“I was craving a new adventure, a new challenge,” said Tucker, 55, of his impending career change, which takes effect at the start of the 2012-13 season.
“Conducting is educational, no matter who you are working with,” he said, “even in the professional world.” He added, “My students at Cornell are not music majors. They’re very bright, motivated students who see music as a release, more than anything, but who bring to it such passion and intelligence. I don’t see that as being so different” than the Choral Arts Society. Furthermore, he will have more consistency with the singers in Washington as opposed to a student group: “As soon as they’ve perfected it all, they graduate.”
Tucker was one of four finalists who came in this season to work with the 170 members of the amateur chorus after Scribner, now 76, announced his retirement in August 2010. The search for his successor became an international one, with about 80 applicants. Tucker applied cold, without any inside connections.
“It’s such a surprise for all of us,” said Debra Kraft, the executive director of Choral Arts, speaking yesterday after the board’s unanimous and rapid confirmation of Tucker’s official appointment. “It came from a source we never expected.”
Tucker’s experience includes fundraising (of particular interest in today’s climate), commissioning new work — he commissioned more than 30 new pieces while at Cornell, including works by Augusta Read Thomas, Chen Yi and Libby Larsen — and world music. He spent part of a sabbatical year in South Africa, learning traditional music by rote from an expert who requested that he not write anything down, saying, according to Tucker, that “those staff lines are like prison bars to the music.”
“The freedom with which you sing that kind of music,” Tucker said, “can be directly applied to [Bach’s] B minor mass or [Beethoven’s] Missa Solemnis. Maybe not the vowels, but the spirit.”
The Choral Arts Society, founded in 1965, has long been a flagship chorus in a choral-oriented city. It has worked with generations of National Symphony Orchestra conductors and other leading artists, including Mstislav Rostropovich, Christoph Eschenbach and Valery Gergiev (with whom the chorus recorded Mahler’s 8th Symphony in London in 2008). In August and September, it will be touring Europe with Leonard Slatkin in performances and a recording of Berlioz’s Requiem.
All four of Washington’s big symphonic choruses have experienced sea changes in recent years as their music directors approached retirement age.
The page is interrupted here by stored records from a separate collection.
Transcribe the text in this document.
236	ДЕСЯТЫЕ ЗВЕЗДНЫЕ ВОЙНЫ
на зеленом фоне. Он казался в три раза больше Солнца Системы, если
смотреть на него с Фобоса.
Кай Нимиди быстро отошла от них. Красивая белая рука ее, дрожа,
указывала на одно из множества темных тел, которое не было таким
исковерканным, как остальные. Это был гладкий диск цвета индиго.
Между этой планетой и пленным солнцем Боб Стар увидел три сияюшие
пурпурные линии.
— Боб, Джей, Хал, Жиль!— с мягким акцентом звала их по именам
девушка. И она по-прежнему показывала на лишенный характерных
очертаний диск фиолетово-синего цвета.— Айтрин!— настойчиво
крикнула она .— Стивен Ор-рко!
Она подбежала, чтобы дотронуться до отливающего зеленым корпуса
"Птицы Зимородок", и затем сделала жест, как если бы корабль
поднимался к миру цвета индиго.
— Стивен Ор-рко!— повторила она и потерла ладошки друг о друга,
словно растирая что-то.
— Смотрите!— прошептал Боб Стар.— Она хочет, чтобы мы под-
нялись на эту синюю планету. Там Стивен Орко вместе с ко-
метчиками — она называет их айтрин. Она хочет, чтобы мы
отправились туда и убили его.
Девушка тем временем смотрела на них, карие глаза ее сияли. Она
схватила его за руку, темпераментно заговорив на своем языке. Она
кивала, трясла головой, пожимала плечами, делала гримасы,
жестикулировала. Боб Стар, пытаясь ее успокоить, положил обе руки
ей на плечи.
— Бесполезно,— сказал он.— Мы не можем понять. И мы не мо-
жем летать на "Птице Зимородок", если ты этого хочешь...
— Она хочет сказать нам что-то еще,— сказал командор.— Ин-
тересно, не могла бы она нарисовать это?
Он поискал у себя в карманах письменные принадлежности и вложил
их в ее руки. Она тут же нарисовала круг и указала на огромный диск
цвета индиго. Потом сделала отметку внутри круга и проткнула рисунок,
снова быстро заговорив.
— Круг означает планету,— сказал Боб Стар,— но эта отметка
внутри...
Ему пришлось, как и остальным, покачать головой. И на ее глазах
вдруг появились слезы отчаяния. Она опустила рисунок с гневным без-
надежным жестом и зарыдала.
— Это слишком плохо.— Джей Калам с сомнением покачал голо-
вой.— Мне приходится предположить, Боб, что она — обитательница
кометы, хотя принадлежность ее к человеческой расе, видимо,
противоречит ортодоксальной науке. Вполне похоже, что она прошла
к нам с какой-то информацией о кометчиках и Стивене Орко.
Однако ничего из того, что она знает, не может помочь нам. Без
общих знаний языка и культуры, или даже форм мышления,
The Master Chorale of Washington shut down in 2009; two years earlier, the Washington Chorus ushered out its longtime director, Robert Shafer, and eventually hired the 40-something Julian Wachner. (Shafer promptly founded the City Choir of Washington, now in its fifth season.) The Cathedral Choral Society is seeing major staff changes this season, although J. Reilly Lewis remains at the musical helm.
In this climate of transition, Scribner wanted his succession to proceed smoothly. He presided over the search without actually involving himself in the decision-making process. “It’s been wonderful, reassuring to everyone,” Kraft said, “to know that the process had his blessing but not his interference.”
“It’s almost like a parent watching a child and hoping they’ll pick the right mate to marry,” she said. “You can’t do an arranged marriage, but you hope they’ll pick the right one.”
In a statement, Scribner said, “It is a joy for me to welcome Scott Tucker as the new artistic director of Choral Arts.” His successor’s talents, he added, embrace “an intense natural musicality, a consummate technique, a fabulous ear, and a vast reservoir of knowledge and experience in virtually all periods and styles, together with a clear vision for the future of music in our own time. . . . Scott’s appointment heralds a brilliant new era in the Choral Arts Society’s pursuit of excellence in the choral arts.”